Through spring and summer I regularly hear Fan-tailed Cuckoos calling: described as a mournful descending trill. Along one of the paths to the Moorooduc quarry a pair flew down to lower branches and started calling.
In the background you can also hear a Striated Pardalote, a Grey Fantail and a Grey Shrikethrush.
I dont often get a chance to photograph these shy birds as they move through the upper and mid tree canopy looking for hairy caterpillars and other insects.
Walking along one of the tracks around the Moorooduc Quarry I heard the distinctive call of the Mistletoebird along with the alarm call of a Superb-fairy wren. Usually the fairy-wrens stay low, nearer the ground, but a female wren was calling quite loudly as a Mistletoebird helped itself to the fruit of a Cherry Ballart tree. The Mistletoebird as its name suggests has a strong relationship with various native mistletoes (Box, Drooping and Creeping) and helps spread the seed onto other trees via a very fast and sticky digestive process. I hadn’t seen one feeding in a Cherry Ballart before. The ballart is another form of parasitic plant that uses the roots of other trees to gain its nutrients rather than the branches.
Mistletoebird, Moorooduc Quarry, Mt Eliza, Vic
Mistletoebird has a snack while a Superb Fairy-wren frowns at the intrusion.
I often stroll along the Elster Creek and up into the old golf course. I have started to take photos of the transition from a 9 hole public golf course to a wetlands. So far it is still much the same with a few trees removed and the grass growing longer. I will post up some images once things start to happen. New layout designs should be issued in March.
The evening is a great time for good light and finding fairly relaxed birds preening and having a last feed.
A flock of Gang-gang Cockatoos have been seen throughout the local suburbs, visiting parks and looking for food. They are usually found around inland mountain forests not along bayside beach suburbs. While walking my dog, I found four in a tall gum tree along the creek behind my house. They were squabbling with the local Magpies and Currawongs. I rushed home to get my camera gear to see if I could get a few shots of my first local sighting and only my third sighting in the last 10 years. The flock had moved on but I did find a lone female Gang-gang feeding on green seed pods in the lower branch of a large tree at the other side of the old golf course. I watched for a while as she ate green seeds and then napped briefly, roused and ate more. After 30 mins or so the other members of her flock flew along the creek calling, she joined them and they headed further down the coast. I have not seen them since.

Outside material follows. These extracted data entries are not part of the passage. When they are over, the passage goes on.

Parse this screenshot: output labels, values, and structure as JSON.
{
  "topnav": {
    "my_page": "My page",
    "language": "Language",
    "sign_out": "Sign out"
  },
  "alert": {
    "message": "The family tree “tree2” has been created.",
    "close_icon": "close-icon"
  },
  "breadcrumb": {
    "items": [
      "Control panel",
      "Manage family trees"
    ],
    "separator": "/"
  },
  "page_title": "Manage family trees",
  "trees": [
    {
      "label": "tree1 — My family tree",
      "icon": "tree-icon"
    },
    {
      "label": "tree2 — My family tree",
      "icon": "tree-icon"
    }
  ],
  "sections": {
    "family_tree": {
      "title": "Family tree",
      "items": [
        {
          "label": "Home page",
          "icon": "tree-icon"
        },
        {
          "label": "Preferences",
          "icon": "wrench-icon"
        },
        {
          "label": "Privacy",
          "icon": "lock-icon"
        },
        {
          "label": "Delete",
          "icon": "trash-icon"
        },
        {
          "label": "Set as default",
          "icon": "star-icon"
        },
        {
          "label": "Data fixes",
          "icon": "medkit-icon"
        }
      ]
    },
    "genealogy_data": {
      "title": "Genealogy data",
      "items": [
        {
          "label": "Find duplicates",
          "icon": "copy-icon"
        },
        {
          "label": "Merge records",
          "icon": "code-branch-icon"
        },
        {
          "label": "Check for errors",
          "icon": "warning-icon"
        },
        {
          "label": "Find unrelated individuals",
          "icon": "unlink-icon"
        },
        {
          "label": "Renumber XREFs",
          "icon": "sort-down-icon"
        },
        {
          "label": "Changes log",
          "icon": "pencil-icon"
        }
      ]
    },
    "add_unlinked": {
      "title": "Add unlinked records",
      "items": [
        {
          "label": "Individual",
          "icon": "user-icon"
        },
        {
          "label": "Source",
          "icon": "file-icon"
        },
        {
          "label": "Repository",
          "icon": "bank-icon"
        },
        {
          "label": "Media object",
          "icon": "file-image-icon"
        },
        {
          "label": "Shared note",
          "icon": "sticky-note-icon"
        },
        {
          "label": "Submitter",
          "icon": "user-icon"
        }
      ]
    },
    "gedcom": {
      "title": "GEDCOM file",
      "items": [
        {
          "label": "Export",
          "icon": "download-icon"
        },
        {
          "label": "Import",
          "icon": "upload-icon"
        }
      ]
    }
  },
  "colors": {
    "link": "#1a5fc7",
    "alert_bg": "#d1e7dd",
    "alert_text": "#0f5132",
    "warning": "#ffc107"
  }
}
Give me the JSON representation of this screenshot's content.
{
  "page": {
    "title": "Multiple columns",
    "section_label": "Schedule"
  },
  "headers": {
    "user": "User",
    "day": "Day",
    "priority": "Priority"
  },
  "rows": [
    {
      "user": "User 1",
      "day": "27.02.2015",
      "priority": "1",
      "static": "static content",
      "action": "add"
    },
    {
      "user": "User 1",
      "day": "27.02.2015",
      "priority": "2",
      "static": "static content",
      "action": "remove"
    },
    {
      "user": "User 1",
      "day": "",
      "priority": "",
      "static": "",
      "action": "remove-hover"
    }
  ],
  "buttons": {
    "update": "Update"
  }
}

Gang-gang Cockatoo, Elster Creek, Elsternwick, Vic
For the last few years in early spring, Moorooduc Quarry has hosted several Brush Bronzewing feeding along the grass and gravel paths. I will regularly see and hear the Common Bronzewing but the Brush is rarer and more often found further north into Central Victoria. They seem to be migrating and stopping off at Moorooduc Quarry for a few weeks for a feed and a rest. I don’t see them at other times of the year locally and I am not sure where they are headed. They may be just stopping by for a particular food source. It is something I will have to research. I found this young male Bronzewing feeding on the path. He only flew up to a nearby perch and watched as I fiddled with my camera settings. Usually the bronzewings will take off at a decent rate and fly well into the forest before stopping. I was lucky to get a bit of good light to pick up his reflecting iridescent feathers.
While photographing the Tawny Frogmouth at Moorooduc Quarry, a White-eared Honeyeater flew in to see what I was up to. The honeyeaters dont sit still for very long so I clucked and clicked my tongue a bit while I adjusted and focussed my camera. It seemed to work for a few moments.